In June 1928, the school committee requested a shelter shed or verandah be erected, as on wet days children had to stand in the rain until the arrival of the teacher. An awning or lean to was subsequently supplied, the work completed on 13 October 1928, at a cost of £20.

By mid-1931 the school building, which had been designed to accommodate 30 pupils, was seriously overcrowded, with an average attendance of over 40, and close to 50 pupils enrolled. Additional accommodation was considered urgent, and a new building, 21 by 18 ft with 8 ft verandahs front and back, to accommodate 40 pupils, was commissioned. The contract was let in late 1931 to Messrs McKewen and Eckstein with a price of £312, and the new building was ready for occupation by mid-February 1932. Students in grades 1–3 remained in the early building, and the older students moved into the new building. This second school building was demolished in 1977.

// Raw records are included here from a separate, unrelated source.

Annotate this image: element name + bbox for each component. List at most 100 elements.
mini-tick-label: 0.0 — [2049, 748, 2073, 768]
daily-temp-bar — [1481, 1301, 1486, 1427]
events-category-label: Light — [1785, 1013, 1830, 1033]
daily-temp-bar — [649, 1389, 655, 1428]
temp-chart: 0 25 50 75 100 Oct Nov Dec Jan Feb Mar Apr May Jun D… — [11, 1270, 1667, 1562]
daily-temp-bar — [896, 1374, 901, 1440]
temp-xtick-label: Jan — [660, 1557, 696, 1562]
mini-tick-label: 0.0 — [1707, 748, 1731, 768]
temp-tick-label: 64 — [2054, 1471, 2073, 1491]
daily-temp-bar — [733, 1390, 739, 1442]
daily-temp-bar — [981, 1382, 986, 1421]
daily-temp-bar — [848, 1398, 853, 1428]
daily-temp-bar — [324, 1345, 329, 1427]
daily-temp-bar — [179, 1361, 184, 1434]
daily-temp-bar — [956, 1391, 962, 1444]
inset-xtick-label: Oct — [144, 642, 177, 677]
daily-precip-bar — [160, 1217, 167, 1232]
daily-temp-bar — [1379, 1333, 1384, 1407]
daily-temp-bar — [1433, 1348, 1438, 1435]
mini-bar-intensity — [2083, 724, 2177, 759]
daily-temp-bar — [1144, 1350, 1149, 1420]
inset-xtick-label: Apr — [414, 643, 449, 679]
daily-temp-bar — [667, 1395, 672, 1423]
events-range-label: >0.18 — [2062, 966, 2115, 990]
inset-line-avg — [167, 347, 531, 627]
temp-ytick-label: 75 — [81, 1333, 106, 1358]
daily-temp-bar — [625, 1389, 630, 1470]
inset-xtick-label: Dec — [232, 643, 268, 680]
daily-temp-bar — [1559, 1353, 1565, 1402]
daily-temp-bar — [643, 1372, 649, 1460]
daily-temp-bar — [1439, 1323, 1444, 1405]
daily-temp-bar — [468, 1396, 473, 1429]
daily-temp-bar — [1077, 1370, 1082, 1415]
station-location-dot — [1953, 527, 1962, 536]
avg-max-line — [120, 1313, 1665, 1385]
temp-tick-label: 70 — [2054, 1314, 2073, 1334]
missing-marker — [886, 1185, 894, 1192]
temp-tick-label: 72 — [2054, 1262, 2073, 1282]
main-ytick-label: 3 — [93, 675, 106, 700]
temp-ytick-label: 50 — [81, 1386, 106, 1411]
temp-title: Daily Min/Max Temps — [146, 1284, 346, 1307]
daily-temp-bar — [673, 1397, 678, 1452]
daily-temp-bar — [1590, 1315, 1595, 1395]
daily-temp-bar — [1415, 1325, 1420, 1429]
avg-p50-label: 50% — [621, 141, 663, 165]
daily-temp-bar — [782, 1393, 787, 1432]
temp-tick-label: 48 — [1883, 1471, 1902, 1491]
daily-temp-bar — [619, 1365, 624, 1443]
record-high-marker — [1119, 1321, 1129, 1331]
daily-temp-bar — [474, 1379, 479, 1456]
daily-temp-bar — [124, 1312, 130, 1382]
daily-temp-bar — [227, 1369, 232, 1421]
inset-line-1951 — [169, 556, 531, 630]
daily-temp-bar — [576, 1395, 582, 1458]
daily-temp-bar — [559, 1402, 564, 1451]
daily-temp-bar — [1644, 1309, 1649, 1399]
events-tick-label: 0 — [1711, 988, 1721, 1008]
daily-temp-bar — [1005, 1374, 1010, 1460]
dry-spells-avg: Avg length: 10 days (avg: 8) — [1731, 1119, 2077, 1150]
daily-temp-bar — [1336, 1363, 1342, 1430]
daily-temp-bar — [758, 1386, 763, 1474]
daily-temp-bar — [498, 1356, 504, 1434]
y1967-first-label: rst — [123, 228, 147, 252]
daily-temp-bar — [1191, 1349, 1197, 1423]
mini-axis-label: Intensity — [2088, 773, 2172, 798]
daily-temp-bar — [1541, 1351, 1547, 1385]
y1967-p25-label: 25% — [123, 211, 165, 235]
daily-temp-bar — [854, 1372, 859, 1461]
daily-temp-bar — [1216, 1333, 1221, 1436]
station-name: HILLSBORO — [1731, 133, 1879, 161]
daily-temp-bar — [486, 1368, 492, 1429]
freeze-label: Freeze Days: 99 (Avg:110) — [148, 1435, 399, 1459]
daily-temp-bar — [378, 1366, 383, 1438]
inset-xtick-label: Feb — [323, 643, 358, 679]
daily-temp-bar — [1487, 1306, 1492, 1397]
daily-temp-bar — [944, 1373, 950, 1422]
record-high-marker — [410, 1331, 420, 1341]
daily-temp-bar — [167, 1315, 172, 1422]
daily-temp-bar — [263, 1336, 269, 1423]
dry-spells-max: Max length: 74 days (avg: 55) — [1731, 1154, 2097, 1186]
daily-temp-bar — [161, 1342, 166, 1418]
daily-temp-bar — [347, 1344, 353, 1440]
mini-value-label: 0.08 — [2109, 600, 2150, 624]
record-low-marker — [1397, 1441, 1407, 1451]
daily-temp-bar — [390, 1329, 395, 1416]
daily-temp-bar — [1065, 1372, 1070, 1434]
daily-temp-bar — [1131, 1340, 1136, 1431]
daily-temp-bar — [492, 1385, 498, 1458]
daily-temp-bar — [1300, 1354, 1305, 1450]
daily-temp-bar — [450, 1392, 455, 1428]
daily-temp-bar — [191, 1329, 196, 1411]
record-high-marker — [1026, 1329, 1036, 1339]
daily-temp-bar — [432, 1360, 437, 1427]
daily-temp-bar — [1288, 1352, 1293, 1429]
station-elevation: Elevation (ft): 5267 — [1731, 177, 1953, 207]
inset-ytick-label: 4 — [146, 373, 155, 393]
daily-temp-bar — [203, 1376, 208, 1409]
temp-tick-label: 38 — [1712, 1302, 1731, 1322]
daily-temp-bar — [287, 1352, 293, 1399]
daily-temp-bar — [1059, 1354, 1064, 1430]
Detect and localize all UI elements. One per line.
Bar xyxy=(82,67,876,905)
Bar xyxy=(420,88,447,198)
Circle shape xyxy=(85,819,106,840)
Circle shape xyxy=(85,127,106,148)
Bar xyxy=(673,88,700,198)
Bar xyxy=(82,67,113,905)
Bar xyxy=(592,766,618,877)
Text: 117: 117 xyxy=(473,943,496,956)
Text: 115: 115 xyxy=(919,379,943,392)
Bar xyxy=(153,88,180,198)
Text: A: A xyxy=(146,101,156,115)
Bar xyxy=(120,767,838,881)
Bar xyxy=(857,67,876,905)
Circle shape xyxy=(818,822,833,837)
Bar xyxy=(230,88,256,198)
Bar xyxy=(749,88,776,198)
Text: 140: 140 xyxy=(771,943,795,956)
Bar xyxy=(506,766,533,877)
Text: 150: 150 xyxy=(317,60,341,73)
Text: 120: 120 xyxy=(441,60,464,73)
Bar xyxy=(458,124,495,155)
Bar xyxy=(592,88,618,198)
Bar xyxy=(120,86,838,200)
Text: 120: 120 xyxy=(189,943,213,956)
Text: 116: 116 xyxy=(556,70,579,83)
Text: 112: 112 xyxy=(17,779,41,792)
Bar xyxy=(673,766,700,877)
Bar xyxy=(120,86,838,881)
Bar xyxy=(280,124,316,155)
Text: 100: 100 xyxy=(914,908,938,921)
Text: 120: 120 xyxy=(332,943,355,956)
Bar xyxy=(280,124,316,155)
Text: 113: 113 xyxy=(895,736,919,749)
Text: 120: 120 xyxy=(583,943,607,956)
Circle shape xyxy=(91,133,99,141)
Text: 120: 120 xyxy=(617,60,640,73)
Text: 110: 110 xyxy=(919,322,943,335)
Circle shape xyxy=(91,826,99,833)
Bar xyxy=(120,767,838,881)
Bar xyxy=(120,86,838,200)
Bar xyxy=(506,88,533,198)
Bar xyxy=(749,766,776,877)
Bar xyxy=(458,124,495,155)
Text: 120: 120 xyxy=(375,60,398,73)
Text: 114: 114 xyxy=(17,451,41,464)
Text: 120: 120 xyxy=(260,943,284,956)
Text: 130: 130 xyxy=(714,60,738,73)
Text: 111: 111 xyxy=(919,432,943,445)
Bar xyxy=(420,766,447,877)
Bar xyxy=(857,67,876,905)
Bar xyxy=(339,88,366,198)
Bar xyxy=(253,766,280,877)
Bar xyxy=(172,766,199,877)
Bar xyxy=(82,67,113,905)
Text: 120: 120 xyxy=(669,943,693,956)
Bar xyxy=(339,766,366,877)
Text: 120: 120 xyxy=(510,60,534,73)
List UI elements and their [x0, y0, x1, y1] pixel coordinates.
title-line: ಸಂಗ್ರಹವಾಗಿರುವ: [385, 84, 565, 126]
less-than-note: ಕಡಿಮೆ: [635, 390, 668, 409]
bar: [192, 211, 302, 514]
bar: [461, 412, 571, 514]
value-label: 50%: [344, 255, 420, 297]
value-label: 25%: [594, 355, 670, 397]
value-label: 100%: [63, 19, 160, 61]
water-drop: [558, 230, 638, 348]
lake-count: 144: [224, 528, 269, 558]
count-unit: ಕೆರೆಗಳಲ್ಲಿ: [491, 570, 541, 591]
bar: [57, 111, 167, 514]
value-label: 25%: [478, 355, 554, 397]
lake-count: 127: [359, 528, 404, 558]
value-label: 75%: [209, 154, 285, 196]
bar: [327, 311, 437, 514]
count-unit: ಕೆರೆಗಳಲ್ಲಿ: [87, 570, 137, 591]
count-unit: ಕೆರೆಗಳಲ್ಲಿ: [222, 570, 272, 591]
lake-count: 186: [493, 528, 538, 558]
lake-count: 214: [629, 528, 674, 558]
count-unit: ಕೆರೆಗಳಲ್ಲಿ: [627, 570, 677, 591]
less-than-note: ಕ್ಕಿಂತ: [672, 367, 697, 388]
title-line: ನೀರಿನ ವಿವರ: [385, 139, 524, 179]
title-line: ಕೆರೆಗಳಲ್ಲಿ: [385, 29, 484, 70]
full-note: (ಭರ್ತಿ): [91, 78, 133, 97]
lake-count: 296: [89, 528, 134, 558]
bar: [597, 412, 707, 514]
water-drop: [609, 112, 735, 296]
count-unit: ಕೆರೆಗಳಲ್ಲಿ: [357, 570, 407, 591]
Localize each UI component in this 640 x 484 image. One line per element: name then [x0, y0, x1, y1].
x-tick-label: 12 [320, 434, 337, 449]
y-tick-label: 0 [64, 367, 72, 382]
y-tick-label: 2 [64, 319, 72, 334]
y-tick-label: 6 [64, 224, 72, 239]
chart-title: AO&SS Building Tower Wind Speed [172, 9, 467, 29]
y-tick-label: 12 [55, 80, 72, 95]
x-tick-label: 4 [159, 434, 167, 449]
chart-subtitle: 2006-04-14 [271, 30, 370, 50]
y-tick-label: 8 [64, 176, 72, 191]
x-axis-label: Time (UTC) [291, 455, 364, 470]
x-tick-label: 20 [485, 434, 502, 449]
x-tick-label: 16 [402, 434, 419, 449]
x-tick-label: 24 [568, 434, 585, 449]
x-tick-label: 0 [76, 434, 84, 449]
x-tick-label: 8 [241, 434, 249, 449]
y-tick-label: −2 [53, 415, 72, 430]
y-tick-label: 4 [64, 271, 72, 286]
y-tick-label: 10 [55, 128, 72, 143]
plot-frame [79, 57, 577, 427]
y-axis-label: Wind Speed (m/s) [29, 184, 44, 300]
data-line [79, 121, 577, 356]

By the early 1960s, Urangan Point State School comprised three classroom blocks, and the first school building had become the school library. In 1977 it was relocated to another site within the school grounds. The building has been re-roofed, and the ridge original ventilator has been removed. It now functions as a music room.

== Description ==
Block D of the Urangan Point State School is a single-room, single- storeyed timber building with concrete piers and a hipped corrugated iron roof. The building is set back from the school's Miller Street frontage with a car parking area to the south, pre-school building and fenced playground to the west, and recent teaching blocks to the north and southeast.

The building has boarded ceilings, single-skin vertically boarded walls, with balustrade height walls at the northeast and southeast corners with sliding timber framed windows above. The timber entrance door is located on the northern side and is accessed via timber steps. A lean-to storage room on the western side is enclosed with horizontal timber battens and has a concrete floor.

Internally, the building has boarded ceilings raked to collar-beam height. Early timber shelving is located in the southwest corner, with the blackboard positioned centrally on the western wall.

== Heritage listing ==
Block D of the Urangan Point State School was listed on the Queensland Heritage Register on 3 October 1994 having satisfied the following criteria.

The place is important in demonstrating the evolution or pattern of Queensland's history.

The building is significant as a substantially intact, small rural school building of the early 20th century. Evidence of its early open-air form remains in the extant sliding sash windows which replaced the original canvas blinds in 1924.

The place is important in demonstrating the principal characteristics of a particular class of cultural places.

The building remains one of the most intact of the former open-air schools surviving in Queensland.